Author:
Chua Hui Shan,Soh Yih Harng,Shih Keng Loong,Abu Bakar Sazaly,Amin Nordin Syafinaz,Zakariah Siti Zulaikha,Ibrahim Rosni
Abstract
The HACEK organisms consist of the non-influenzae Haemophilus sp., Aggregatibacter sp., Cardiobacterium sp., Eikenella corrodens and Kingella sp. are responsible for a sizable percentage of infective endocarditis cases worldwide with the mortality rate of 18%. Amongst them, Aggregatibacter actinomycetemcomitans is the most common pathogen strongly associated with infective endocarditis. A. actinomycetemcomitans forms part of the oral microbiota and is also the etiological agent of periodontitis. Here, we present a case of a 37-year-old man with underlying obstructive uropathy, that sought treatment for postural hypotension and symptomatic anaemia with fever. Later, he had developed decompensated congestive cardiac failure with aortic regurgitation. A cardiac echocardiogram revealed the presence of vegetation on the aortic valve. Blood culture grew A. actinomycetemcomitans, and he was treated with furosemide and ceftriaxone.

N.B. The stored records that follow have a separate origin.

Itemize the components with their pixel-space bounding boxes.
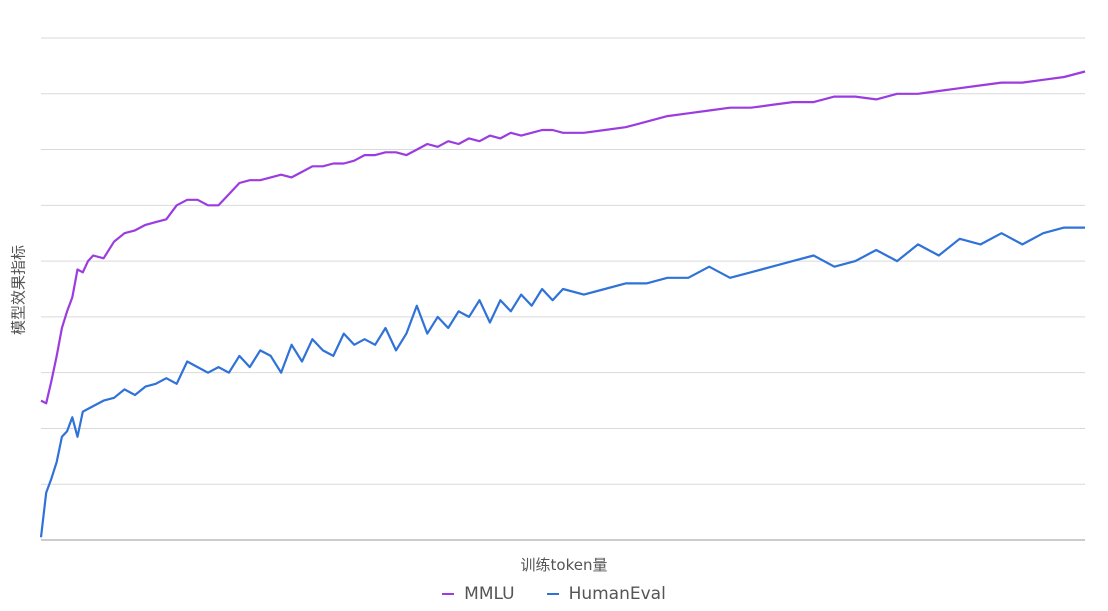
x-axis-title: 训练token量: [520, 556, 608, 574]
series-line-humaneval: [39, 226, 1085, 538]
legend-item-mmlu[interactable]: MMLU: [442, 584, 515, 604]
legend: MMLU HumanEval: [0, 584, 1108, 604]
legend-label-mmlu: MMLU: [464, 584, 515, 604]
series-line-mmlu: [40, 70, 1086, 405]
y-axis-title: 模型效果指标: [9, 244, 28, 336]
gridlines: [41, 37, 1085, 485]
series-layer: [39, 70, 1086, 538]
legend-item-humaneval[interactable]: HumanEval: [546, 584, 666, 604]
legend-swatch-mmlu: [442, 593, 455, 595]
legend-label-humaneval: HumanEval: [568, 584, 666, 604]
legend-swatch-humaneval: [546, 593, 559, 595]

A further dental examination showed the patient is having chronic periodontitis, which could be the possible source of A. actinomycetemcomitans causing infective endocarditis. The patient was then transferred to the National Heart Centre for the first time for further management after completion of 4 weeks of intravenous antibiotics. As the pathogen is fastidious, rapid and newer technology like MALDI-TOF mass spectrometry provides rapid and accurate identification for appropriate patient clinical management.